Prostate Secretory protein 94 (PSP94, ß-Microseminoprotein, Prostatic Inhibin-like Protein)

PSP94 (prostatic secretory protein-94), also known as β-microseminoprotein or prostatic inhibin-like protein, is a small, nonglycosylated peptide consisting of 94 amino acids with molecular mass 10.7 kDa, and is one of the major secretory proteins of the prostate glands. PSP94 is synthesized as a preprotein of 114 amino acid residues, from which a 20-residue signal peptide is cleaved off to form the mature protein. PSP94 along with PSA (Prostate-specific Antigen) and PAP (Prostate Acid Phosphatase) are the three most abundant proteins in seminal fluid. As with other prostate-secreted proteins, PSP94 can leak into the blood upon benign or malignant prostate epithelial disruption and can be measured within serum. PSP94 is not solely synthethized by the prostate epithelium, as the protein can also be detected in nonreproductive organs such as in the respiratory and gastrointestinal tracts, where the gastric mucosa particularly shows high expression. Accordingly, PSP94 can be measured in serum of both men and women, but the levels in serum from women were found to be around two-thirds of those measured in men. PSP94 forms high-affinity complex with two related Cys-rich proteins: PSP94-binding protein in blood plasma and cysteine-rich secretory protein 3 (CRISP-3) in semen. PSP94 has postulated systemic function including growth regulation and induction of apoptosis in prostate cancer cells in vitro and in vivo, and regulation of calcium levels during hypercalcemia secondary to malignancy.
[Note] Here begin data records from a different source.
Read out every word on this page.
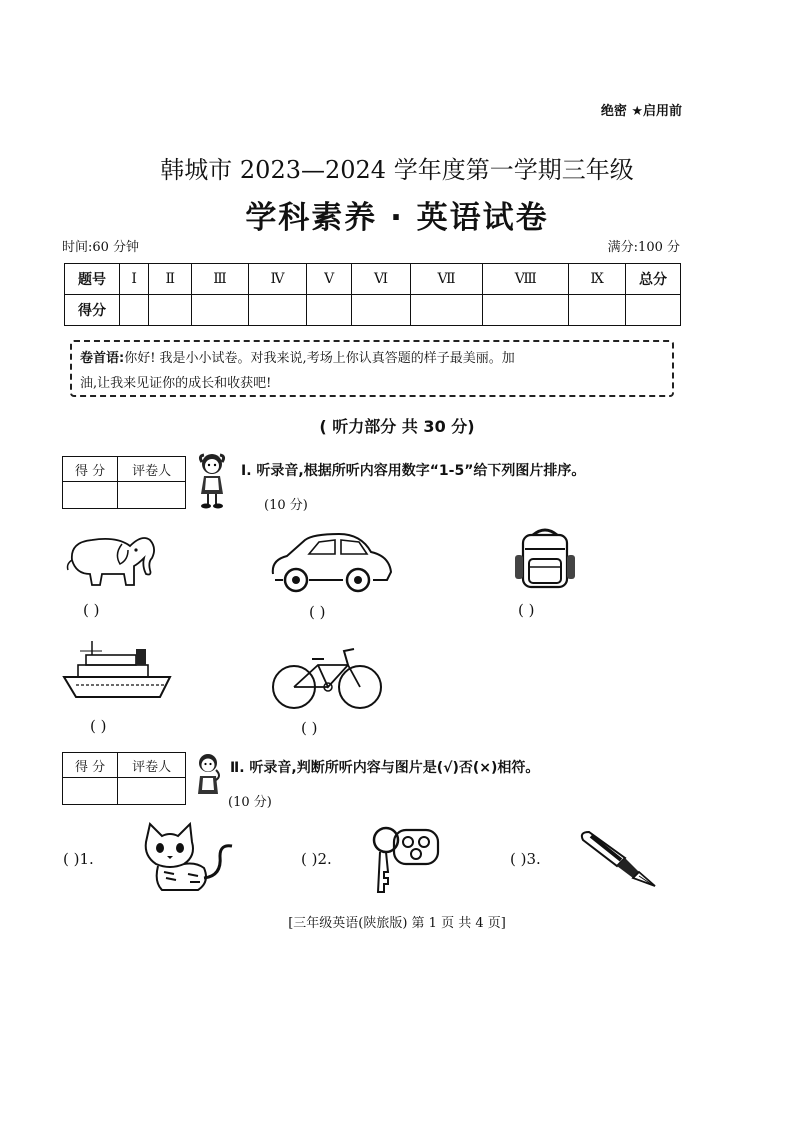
绝密 ★启用前
韩城市 2023—2024 学年度第一学期三年级
学科素养 · 英语试卷
时间:60 分钟	满分:100 分
题号	Ⅰ	Ⅱ	Ⅲ	Ⅳ	Ⅴ	Ⅵ	Ⅶ	Ⅷ	Ⅸ	总分
得分										
卷首语:你好! 我是小小试卷。对我来说,考场上你认真答题的样子最美丽。加
油,让我来见证你的成长和收获吧!
( 听力部分 共 30 分)
得 分	评卷人
		Ⅰ. 听录音,根据所听内容用数字“1-5”给下列图片排序。
(10 分)
( )	( )	( )
( )	( )
得 分	评卷人
		Ⅱ. 听录音,判断所听内容与图片是(√)否(×)相符。
(10 分)
( )1.	( )2.	( )3.
[三年级英语(陕旅版) 第 1 页 共 4 页]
Several studies have demonstrated a progressive decrease in PSP94 expression as prostate cancer progresses from a hormone-dependent to a hormone-independent state with complete lack of PSP94 production in highly advanced metastatic prostate cancer. This differential expression could make PSP94 a prognostic clinical marker for prostate cancer and could help distinguish patients with aggressive forms of prostate cancer. In a recent study demonstrated a close correlation between PSP94 in serum and seminal plasma, which supports the potential use of PSP94 as a serum marker of prostate secretory function as well.